Question

The equation \[x = a\sin 2t + b\cos 2t\] will represent an SHM.
A. True
B. False

Answer 1

Hint:Recall the condition for a motion of an object to be simple harmonic motion. This condition is that the acceleration of the particle performing simple harmonic motion is directly proportional to displacement of the particle. Derive the relation for acceleration from the given equation of motion and check whether that equation represents simple harmonic motion or not.

Formula used:
The acceleration \[a\] of an object performing simple harmonic motion is given by
\[a = - {\omega ^2}x\] …… (1)
Here, \[\omega \] is the angular speed of the object and \[x\] is the displacement of the object.

Complete step by step answer:
We have given an equation of displacement of an object as
\[x = a\sin 2t + b\cos 2t\] …… (2)
From equation (1), we can conclude that for an object performing simple harmonic motion, the acceleration \[a\] of object is directly proportional to displacement \[x\] of that object and the angular velocity \[\omega \] of the object is constant.
\[a \propto x\]

The velocity of an object is the rate of change of displacement with time.
\[v = \dfrac{{dx}}{{dt}}\]
Substitute \[a\sin 2t + b\cos 2t\] for \[x\] in the above equation.
\[v = \dfrac{{d\left( {a\sin 2t + b\cos 2t} \right)}}{{dt}}\]
\[ \Rightarrow v = 2a\cos 2t - 2b\sin 2t\]
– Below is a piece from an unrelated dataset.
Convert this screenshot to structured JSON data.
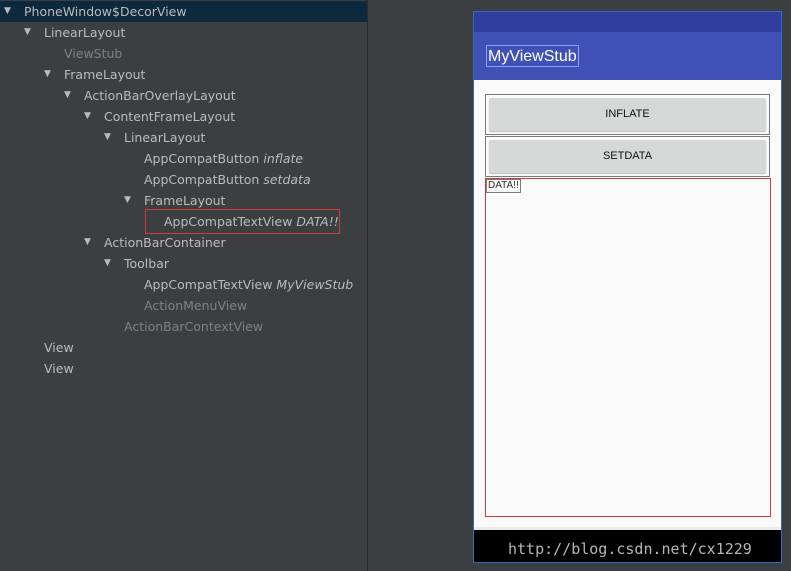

The acceleration of an object is the rate of change of velocity with time.
\[a = \dfrac{{dv}}{{dt}}\]
Substitute \[2a\cos 2t - 2b\sin 2t\] for \[v\] in the above equation.
\[a = \dfrac{{d\left( {2a\cos 2t - 2b\sin 2t} \right)}}{{dt}}\]
\[ \Rightarrow a = - 4a\sin 2t - 4b\cos 2t\]
\[ \Rightarrow a = - 4\left( {a\sin 2t + b\cos 2t} \right)\]
Substitute \[x\] for \[a\sin 2t + b\cos 2t\] in the above equation.
\[ \therefore a = - 4x\]

From the above equation, it is clear that for the given equation of displacement, the acceleration of the object is directly proportional to displacement of the object.Therefore, the given equation represents an equation of simple harmonic motion.
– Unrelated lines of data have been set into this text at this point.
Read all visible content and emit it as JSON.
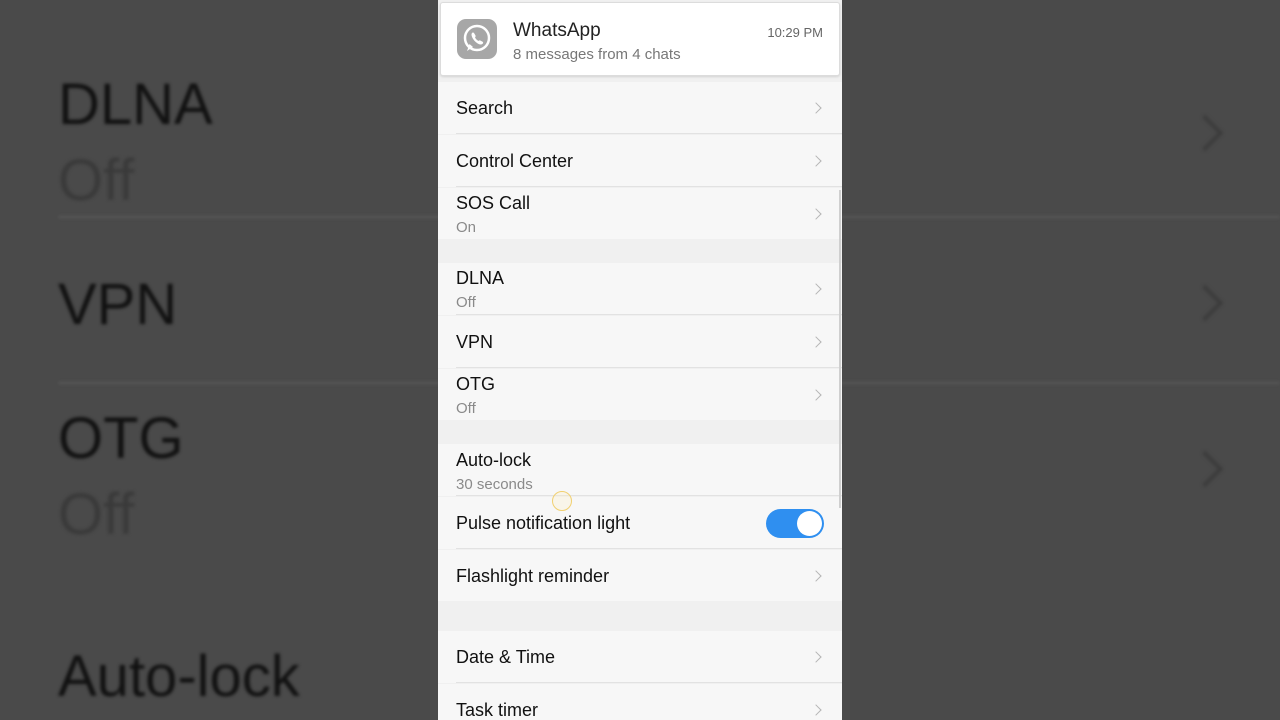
{
  "background": {
    "items": [
      {
        "label": "DLNA",
        "sub": "Off"
      },
      {
        "label": "VPN"
      },
      {
        "label": "OTG",
        "sub": "Off"
      },
      {
        "label": "Auto-lock"
      }
    ]
  },
  "notification": {
    "app": "WhatsApp",
    "text": "8 messages from 4 chats",
    "time": "10:29 PM",
    "icon": "whatsapp-icon"
  },
  "settings": {
    "search": "Search",
    "control_center": "Control Center",
    "sos_call": {
      "label": "SOS Call",
      "value": "On"
    },
    "dlna": {
      "label": "DLNA",
      "value": "Off"
    },
    "vpn": "VPN",
    "otg": {
      "label": "OTG",
      "value": "Off"
    },
    "auto_lock": {
      "label": "Auto-lock",
      "value": "30 seconds"
    },
    "pulse_light": {
      "label": "Pulse notification light",
      "enabled": true
    },
    "flashlight_reminder": "Flashlight reminder",
    "date_time": "Date & Time",
    "task_timer": "Task timer"
  },
  "colors": {
    "toggle_on": "#2f8ff0",
    "backdrop": "#4a4a4a"
  }
}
Hence, the correct option is A.

Note:The students should be careful while taking the derivatives of the equations because if these derivatives are not taken correctly, the final derivation for acceleration of the object will be incorrect and we will not be able to check whether the given equation represents simple harmonic motion or not.